The action was brought to recover damages alleged to have been sustained by reason of a riot which it is claimed took place in the town of Greenwich, Washington county, on or about the 17th of October, 1896, resulting in the injury to certain premises of the plaintiffs, known as the “Grove Hotel.” The evidence-tended to show, and the jury by their verdict have found, that the plaintiffs’ house was injured by a mob or riot. The learned trial judge, upon motion of the defendant, set the verdict aside, and granted a new trial, “because, first,” as stated in the order, “the-plaintiffs failed to prove upon the trial that they notified the sheriff of the county of a threat or attempt to. destroy their property immediately upon acquiring such knowledge, or that they did not have such knowledge until the property was injured; second, the plaintiffs failed to prove upon the trial that they brought their action within three months after the damages were sustained.”
The statute under which the action was brought is as follows (General Municipal Law, c. 17; Laws 1892, § 21):
“A city or county shall be liable to a person whose property is destroyed' or injured therein by a mob or riot for the damages sustained thereby, if" the consent or negligence of such person did not contribute to such destruction or injury, and such person, shall have used all reasonable diligence to prevent such damage, shall have notified the mayor of the city, or the sheriff of the county, of a threat or attempt to destroy or injure his property by a mob or riot, immediately upon acquiring such knowledge, and shall bring an action therefor within three months after such damages were sustained.”
We assume that the conditions specified in the statute must be-proven by the plaintiffs to entitle them to recover, except that the inability to give notice to the sheriff excuses the giving of it. Ely *1071v. Board, 36 N. Y. 297. The plaintiffs did not give any prior notice to the sheriff.
Upon the trial, the testimony was directed to the circumstances of the attack by the rioters upon plaintiffs’ house, and the damages done. The testimony closed without attention having been directed by either party to the matter of notice to the sheriff, or to the time when the action was commenced. The record recites: “The defendant moved upon the evidence to dismiss the complaint, upon the ground that they have failed to prove facts sufficient to constitute a cause of action. Motion denied. Exception taken.” The trial court thereupon charged the jury, among other essential matters^ that if the plaintiffs “did not have prior to that time [when the riot took place] notice of it, so they could have communicated with the proper officers of the county, and if they brought their action for the recovery of the damages within three months after the injury was sustained by them, then they are entitled to recover whatever damages you may find,” etc. The court further charged, in effect, that, if the plaintiffs had no notice or information that any such injury was to be attempted upon their property, they were not bound to give the sheriff notice. We think the jury were authorized, upon the evidence of the circumstances, and in view of the fact that the point was not so taken as to suggest to their minds that there was any dispute about it, in finding that the plaintiffs did not have any notice or information that any attack upon their property was meditated. The trial court said to the jury (and, we think, properly, under the evidence), “You can readily see that their going there may have been perfectly lawful in the first instance,” and “if, being there, three or more of them formed a common purpose to destroy or injure this building, and if, in pursuance of that common purpose, carried it into effect,” then the property was injured by a mob or riot, within the meaning of the statute. We think, therefore, that the verdict ought not to have been set aside because of the plaintiffs’ failure to notify the sheriff or to give further evidence upon the trial excusing such failure. Practically, the point was not made until after verdict, and the course of the trial leads us to think that, if it had been made before verdict, it would have been more completely obviated.

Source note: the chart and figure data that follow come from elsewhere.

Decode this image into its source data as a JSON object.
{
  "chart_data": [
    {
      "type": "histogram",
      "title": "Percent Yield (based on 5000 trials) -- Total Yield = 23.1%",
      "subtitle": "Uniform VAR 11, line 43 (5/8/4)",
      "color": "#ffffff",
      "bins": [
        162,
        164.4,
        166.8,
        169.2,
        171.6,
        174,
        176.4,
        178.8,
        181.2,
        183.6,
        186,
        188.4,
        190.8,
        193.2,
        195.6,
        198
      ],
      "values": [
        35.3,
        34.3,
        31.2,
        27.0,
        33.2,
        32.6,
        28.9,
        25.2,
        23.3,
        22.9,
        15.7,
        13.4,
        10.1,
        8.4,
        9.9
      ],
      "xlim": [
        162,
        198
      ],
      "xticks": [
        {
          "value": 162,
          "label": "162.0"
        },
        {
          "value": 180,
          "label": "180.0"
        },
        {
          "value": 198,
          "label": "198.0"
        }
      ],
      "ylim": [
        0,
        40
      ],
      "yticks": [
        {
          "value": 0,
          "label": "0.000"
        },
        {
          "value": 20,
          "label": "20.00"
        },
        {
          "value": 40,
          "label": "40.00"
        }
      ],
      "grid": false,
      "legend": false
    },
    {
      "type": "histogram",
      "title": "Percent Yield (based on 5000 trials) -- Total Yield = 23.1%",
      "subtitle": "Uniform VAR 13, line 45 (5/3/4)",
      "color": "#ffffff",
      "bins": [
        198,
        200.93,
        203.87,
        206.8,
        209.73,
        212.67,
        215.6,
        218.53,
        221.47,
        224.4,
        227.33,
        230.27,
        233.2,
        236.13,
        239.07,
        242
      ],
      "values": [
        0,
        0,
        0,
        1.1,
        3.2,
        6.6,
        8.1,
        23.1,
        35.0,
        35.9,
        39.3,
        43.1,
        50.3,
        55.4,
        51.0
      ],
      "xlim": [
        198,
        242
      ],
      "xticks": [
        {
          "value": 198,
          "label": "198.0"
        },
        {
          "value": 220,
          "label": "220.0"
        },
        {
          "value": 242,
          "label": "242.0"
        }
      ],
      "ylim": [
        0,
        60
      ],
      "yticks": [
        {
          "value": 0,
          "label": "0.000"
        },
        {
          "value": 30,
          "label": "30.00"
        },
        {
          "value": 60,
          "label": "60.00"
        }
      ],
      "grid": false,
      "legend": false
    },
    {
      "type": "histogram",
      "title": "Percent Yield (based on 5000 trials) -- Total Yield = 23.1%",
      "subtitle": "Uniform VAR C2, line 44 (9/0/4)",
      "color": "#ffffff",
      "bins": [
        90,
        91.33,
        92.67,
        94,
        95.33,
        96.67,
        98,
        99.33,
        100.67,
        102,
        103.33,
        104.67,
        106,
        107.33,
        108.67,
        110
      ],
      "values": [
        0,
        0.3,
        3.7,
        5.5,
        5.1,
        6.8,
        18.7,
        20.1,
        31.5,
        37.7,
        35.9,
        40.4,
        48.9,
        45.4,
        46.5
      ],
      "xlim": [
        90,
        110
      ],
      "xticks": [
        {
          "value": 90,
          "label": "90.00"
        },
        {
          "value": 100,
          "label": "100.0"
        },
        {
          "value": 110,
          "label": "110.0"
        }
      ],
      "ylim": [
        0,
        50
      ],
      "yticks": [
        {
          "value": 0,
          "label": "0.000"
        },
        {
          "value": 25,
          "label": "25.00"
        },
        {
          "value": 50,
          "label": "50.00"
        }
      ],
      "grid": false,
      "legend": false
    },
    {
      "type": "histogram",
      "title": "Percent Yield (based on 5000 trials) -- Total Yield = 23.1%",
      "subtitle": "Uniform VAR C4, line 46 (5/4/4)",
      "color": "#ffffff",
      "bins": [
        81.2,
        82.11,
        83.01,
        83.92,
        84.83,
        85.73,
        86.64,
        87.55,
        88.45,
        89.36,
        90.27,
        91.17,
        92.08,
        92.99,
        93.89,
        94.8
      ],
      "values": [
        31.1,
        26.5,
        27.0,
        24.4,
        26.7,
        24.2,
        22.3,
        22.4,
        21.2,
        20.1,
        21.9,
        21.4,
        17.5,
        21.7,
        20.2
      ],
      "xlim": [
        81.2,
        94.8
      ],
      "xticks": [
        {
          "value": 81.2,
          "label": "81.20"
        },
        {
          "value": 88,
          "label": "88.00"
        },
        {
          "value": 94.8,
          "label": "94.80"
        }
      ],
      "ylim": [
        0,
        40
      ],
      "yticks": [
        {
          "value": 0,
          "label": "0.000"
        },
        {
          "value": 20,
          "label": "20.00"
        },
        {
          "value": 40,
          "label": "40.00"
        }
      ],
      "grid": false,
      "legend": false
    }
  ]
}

2. The injury was done October 17, 1896. The case opens with the statement, “This action was begun on the 15th of January, 1897.” This statement is made by the appellant under the rule. This, of course,- is not part of the evidence given upon the trial, but it suggests that the objection was not there taken, because, if taken, it would have been obviated. We may, after verdict, assume that this fact, known to both parties, and easily provable, was assumed to be true for the purposes of the trial.
The order should be reversed, with costs.
Order reversed, with costs and disbursements. All concur.